Drammeh made this statement recently during the launching of the Large Scale Ecosystem-based Adaptation project at a local hotel in Senegambia.
The civil service boss added that due to current worsening climate change impacts, the rare of replenishment of lost natural ecosystems ranges from negative growth of the forest to just modest improvements.
He said in The Gambia the unprecedented upsurge in the export and re-export of precious timber from the country during the last decade, partly in response to huge demands from new markets, particularly in Asia, as alternative sources of income to many, who once tilled the soils, is negating all our national efforts to restore our life-supporting natural resource endowments.
SG Drammeh stated that evidences of the harmful effect of climate change in The Gambia include decreased average rainfall and duration of the rainy season, increase frequency and length of droughts, increase temperatures, and increased frequency and severity of flashfloods in the period since 1945.
The Large Scale Ecosystem-based Adaptation (EBA) project, he went on, shall equally sustainably exploit the ecosystem services of these interlocking natural treasures such as pollination, fisheries, ecotourism, particularly for rural communities.

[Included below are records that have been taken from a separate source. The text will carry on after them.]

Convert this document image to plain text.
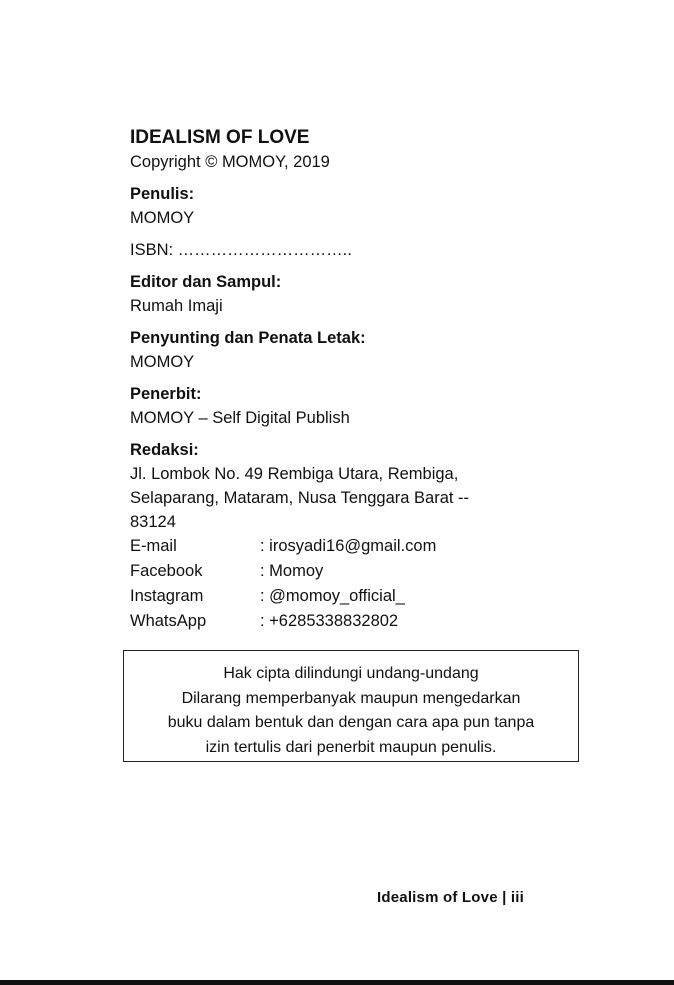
IDEALISM OF LOVE

Copyright © MOMOY, 2019

Penulis:

MOMOY

ISBN: …………………………..

Editor dan Sampul:

Rumah Imaji

Penyunting dan Penata Letak:

MOMOY

Penerbit:

MOMOY – Self Digital Publish

Redaksi:

Jl. Lombok No. 49 Rembiga Utara, Rembiga,

Selaparang, Mataram, Nusa Tenggara Barat --

83124

E-mail	: irosyadi16@gmail.com
Facebook	: Momoy
Instagram	: @momoy_official_
WhatsApp	: +6285338832802
Hak cipta dilindungi undang-undang
Dilarang memperbanyak maupun mengedarkan
buku dalam bentuk dan dengan cara apa pun tanpa
izin tertulis dari penerbit maupun penulis.
Idealism of Love | iii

“The project will rehabilitate up to 10,000 hectares of degraded forest and wildlife parks through reforestation, enrichment planting, conservation of rare or endangered species as well as the restoration of 3, 000 hectares of abandoned and marginal agricultural lands,” he noted.
He said 50 % of the targeted beneficiaries of the project will be women who are the primary career sand exploiters of most natural recourses, adding that the project is about harmonizing the conservation of natural resources and their commercial exploitation to boost their market values, thus ensuring tangible benefits to the communities engaged in such enterprises.
Mr. Drammeh said the EBA project is timely adaptation initiative that will go a long way in not only restoring a good portion of our degraded natural resource base but equally create the right atmosphere for the sustainable exploitation of these important resources, thus attracting the enthusiasm of the local community to become concerned stakeholders of this natural heritage in their own localities.
He challenged the project staff to demonstrate strong commitment and leadership in ensuring that the targets are not only met, but even exceeded in order that this country could ultimately establish itself as a model of the project in Africa.